The main language spoken by the inhabitants of this town are Oriya, Hindi, Urdu, Sadri. The main source of job creation in the town are the industries in and around the town.

Tribals
Rajgangpur has a large tribal population, dominated by Kisan, Gond, Oraons, Munda, Kharias and other tribals. Their main occupation is farming. The tribals also work in nearby factories and also hold a lot of government jobs. The tribal men and women are hardworking and they enjoy singing and dancing using Mandar, Dholki, Nagra and Muhuri. Education, medical facilities, clean drinking water and social justice are of major concern to the tribals, as they have scant access to these resources.

Festivals
People of different faiths stay in Rajgangpur (RGP) like Hindu, Christian, Muslim, Sikh. Some of the festivals that Hindus celebrate are Rath Yatra, Holi, Ganesh puja, Ramnavami, Durga puja, Janmastami, Mahavir Jayanti, Shivaratri, etc. Festivals celebrated by Christians include Christmas and Easter. The important festivals that Muslims celebrate are Id ul fitr (Id), Id ul zuha (Bakrid) & Id miladun nabi.
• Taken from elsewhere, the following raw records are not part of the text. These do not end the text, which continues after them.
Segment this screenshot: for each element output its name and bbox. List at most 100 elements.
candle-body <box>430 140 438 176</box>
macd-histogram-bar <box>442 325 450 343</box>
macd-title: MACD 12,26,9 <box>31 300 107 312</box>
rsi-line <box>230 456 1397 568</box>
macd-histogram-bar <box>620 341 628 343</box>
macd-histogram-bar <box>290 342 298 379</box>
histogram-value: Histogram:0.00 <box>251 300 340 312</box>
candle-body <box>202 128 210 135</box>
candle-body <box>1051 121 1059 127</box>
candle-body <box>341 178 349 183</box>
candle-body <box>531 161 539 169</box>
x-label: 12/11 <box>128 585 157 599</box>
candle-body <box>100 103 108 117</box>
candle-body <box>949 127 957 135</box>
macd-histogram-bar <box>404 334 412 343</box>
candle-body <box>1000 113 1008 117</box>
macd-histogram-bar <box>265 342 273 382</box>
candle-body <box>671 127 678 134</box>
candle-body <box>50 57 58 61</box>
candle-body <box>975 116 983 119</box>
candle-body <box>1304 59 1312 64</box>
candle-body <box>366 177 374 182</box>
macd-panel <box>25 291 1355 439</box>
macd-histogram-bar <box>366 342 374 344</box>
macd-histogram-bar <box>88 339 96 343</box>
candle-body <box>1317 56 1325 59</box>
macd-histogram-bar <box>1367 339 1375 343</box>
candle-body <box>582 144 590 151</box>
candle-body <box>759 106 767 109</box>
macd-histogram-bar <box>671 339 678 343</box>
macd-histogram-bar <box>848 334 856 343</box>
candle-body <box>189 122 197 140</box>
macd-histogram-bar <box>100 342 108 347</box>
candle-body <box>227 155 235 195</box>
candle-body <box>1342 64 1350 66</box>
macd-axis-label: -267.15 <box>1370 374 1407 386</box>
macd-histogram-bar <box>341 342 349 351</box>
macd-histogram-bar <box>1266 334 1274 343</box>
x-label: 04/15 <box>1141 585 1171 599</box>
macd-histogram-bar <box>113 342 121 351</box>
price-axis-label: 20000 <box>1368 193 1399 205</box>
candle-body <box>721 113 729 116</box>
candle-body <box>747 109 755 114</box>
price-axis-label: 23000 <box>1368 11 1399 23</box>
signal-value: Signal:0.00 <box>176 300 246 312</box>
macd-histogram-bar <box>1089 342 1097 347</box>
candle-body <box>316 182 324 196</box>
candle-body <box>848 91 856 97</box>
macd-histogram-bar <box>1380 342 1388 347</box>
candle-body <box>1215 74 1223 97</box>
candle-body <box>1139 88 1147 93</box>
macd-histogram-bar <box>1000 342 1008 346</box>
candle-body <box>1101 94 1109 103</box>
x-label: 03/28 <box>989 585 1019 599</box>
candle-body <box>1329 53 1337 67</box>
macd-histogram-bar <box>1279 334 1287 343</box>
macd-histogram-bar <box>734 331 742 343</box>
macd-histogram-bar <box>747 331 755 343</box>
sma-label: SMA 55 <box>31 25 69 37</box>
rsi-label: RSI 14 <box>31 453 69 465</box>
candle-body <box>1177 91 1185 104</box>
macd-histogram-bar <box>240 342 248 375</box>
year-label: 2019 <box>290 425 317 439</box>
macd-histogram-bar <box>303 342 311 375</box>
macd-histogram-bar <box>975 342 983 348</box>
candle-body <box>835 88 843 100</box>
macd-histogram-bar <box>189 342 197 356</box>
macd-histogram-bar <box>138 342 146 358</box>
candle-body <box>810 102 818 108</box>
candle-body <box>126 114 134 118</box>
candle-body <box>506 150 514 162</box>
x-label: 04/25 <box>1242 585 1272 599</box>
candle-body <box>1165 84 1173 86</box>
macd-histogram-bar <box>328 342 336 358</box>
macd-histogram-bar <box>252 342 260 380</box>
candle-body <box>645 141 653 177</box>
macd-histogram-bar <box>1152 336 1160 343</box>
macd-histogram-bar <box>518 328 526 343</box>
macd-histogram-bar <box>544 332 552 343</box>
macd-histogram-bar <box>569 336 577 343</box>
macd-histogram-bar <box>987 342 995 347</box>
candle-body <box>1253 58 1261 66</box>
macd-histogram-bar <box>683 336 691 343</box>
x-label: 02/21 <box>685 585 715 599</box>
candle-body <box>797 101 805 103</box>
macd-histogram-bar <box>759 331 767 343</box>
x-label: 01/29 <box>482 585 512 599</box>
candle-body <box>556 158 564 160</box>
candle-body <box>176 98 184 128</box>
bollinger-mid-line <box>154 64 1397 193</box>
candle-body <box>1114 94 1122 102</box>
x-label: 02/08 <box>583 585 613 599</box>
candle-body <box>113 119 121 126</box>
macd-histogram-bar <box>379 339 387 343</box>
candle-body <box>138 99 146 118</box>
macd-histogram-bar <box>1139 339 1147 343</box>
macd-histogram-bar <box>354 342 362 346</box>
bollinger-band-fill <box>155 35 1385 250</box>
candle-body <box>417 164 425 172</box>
Urs festival also celebrated at Lal Baba's Dargah

Medical
Rajgangpur Government Hospital is located in the heart of the town with ample facilities for patients. LVPEI opened OCL Eye Centre in 2015 to provide secondary level examination and treatment of all types of eye diseases.

Transport
Rajgangpur is well connected with Sundargarh and Rourkela through the State Highway No. 10 and is also well connected with the Odisha state capital Bhubaneswar. Rajgangpur is a station on the Tatanagar–Bilaspur section of Howrah-Nagpur-Mumbai line. Rourkela Airport is ready for commercial operation.

Entertainment
Currently there are five radio channels (four private and one government based) operating in Rajgangpur which has its radio stations in Rourkela. There is currently one single screen movie theater namely Milan Talkies, Subhas Chowk and another movie theater is under construction. There is also a Cable TV network in Rajgangpur named Satellite Club. Apart from these during various religious festivals plays are also held at town community centre and OCL colony auditorium.

Religious sites
Ghoghar Dham is a sacred place located 8 km towards north from Rajgangpur. It is famous for its Shiv Temple & Hilltop. In the month of Shravan a lot of pilgrims & kawadias visit the temple. The newly renovated Durga mandir is one of the best temple with its finest work of Glass Art. Dalmia Mandir located at the center of the town & managed by OCL India Ltd is a beautiful temple of Shiva, Ram, Laxman, Goddess Sita & Radha Krishna. It is surrounded by a beautiful flower park. There is a shrine of Lal Shah Baba on the main road near OCL gate. Every year Urs is celebrated with all fanfare. Devotees cut across religious line to commemorate this occasion. Beside this there are two churches too.
There is also a temple of Hanuman situated just beside the "Baba Talab".

Politics
Current MLA from Rajgangpur (ST) Assembly Constituency is Rajeen Ekka of INC, who won the seat in State elections in 2019. Previous MLAs from this seat include Gregory Minz of INC who won in 2004 and 2009, Mangala Kisan who won this seat representing BJD in 2000, 2014 and representing JD in 1995, 1990 and representing JNP in 1985, Mukharam Naik of INC(I) in 1980 and Brajamohan Kishan of JNP in 1977. Rajgangpur is part of Sundargarh (Lok Sabha constituency).